O-Octadecylhydroxylamine
- Names: IUPAC name O-Octadecylhydroxylamine

Identifiers
- 3D model (JSmol): Interactive image;
- ChemSpider: 292737;
- PubChem CID: 330458;

Properties
- Chemical formula: C_{18}H_{39}NO
- Molar mass: 285.516 g/mol
- Appearance: Fluffy white solid
- Density: 0.9±0.1 g/cm^{3}
- log P: 8.307
- Vapor pressure: 0.0±0.9 mmHg (25 °C)

= O-Octadecylhydroxylamine =

O-Octadecylhydroxylamine (ODHA) is a white solid organic compound with the formula C18H39NO. ODHA is a noncanonical lipid, which contains a saturated alkyl tail and an aminooxy headgroup. This noncanonical lipid can be site selectively appended to the N-terminal of desired biopolymers such as peptides. ODHA drives the supramolecular assembly of modified protein, presumably through the hydrophobic collapse of ODHA chains.

== Preparation ==
ODHA is prepared from the reaction between 2-(octadecyloxy)isoindoline-1,3-dione and hydrazine hydrate.

== Reaction ==
=== ODHA modification ===
A pH-responsive oxime bond is used to install an ODHA-type synthetic lipid (octadecylhydroxylamine) in place of the N terminal serine residue in N-myristoylation PTM. N-terminal myristoylation is a post-translational modification carried out by the enzyme N-myristoyltransferase.
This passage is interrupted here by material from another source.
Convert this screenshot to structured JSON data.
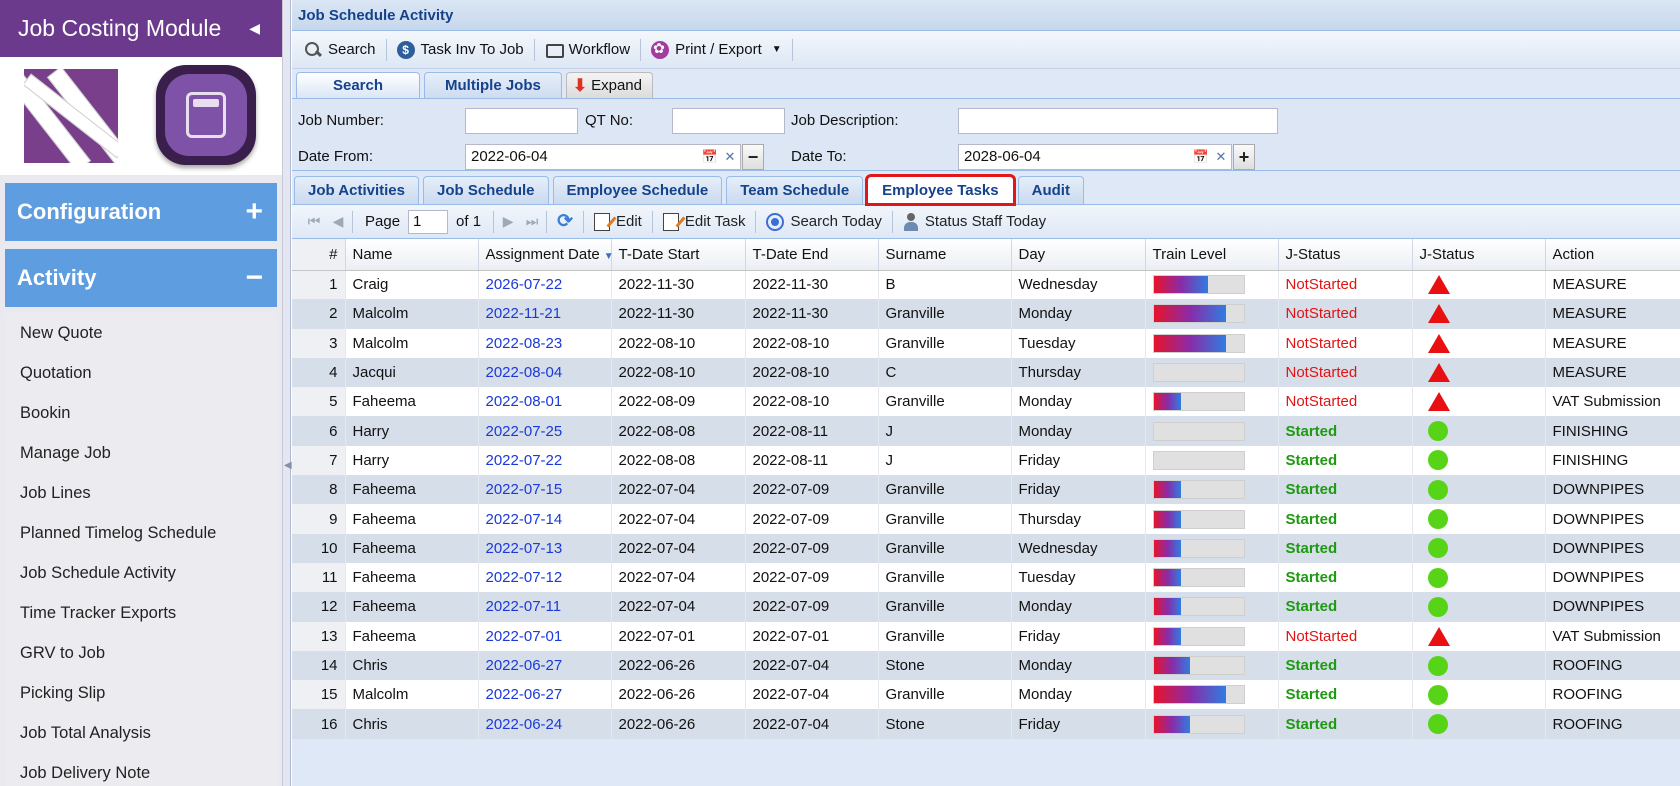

Generally, the 12-carbon myristoyl lipid is added to the N-terminus of proteins. The lipid is attached to the protein via a stable amide bond. However, the ODHA lipid is attached to the protein via an oxime bond, due to the structure of the non-canonical lipid. The reaction is chemical, compared to the enzymatic NMT reaction. Self-assembly is driven by the hydrophobic nature of the attached lipid, and disassembly is controlled by oxime degradation in an acidic environment. The reaction between the lipid and oxidized protein is biomolecular, which means it is following second order rate kinetics since it is dependent on oxidized protein (ELP) and lipids (ODHA).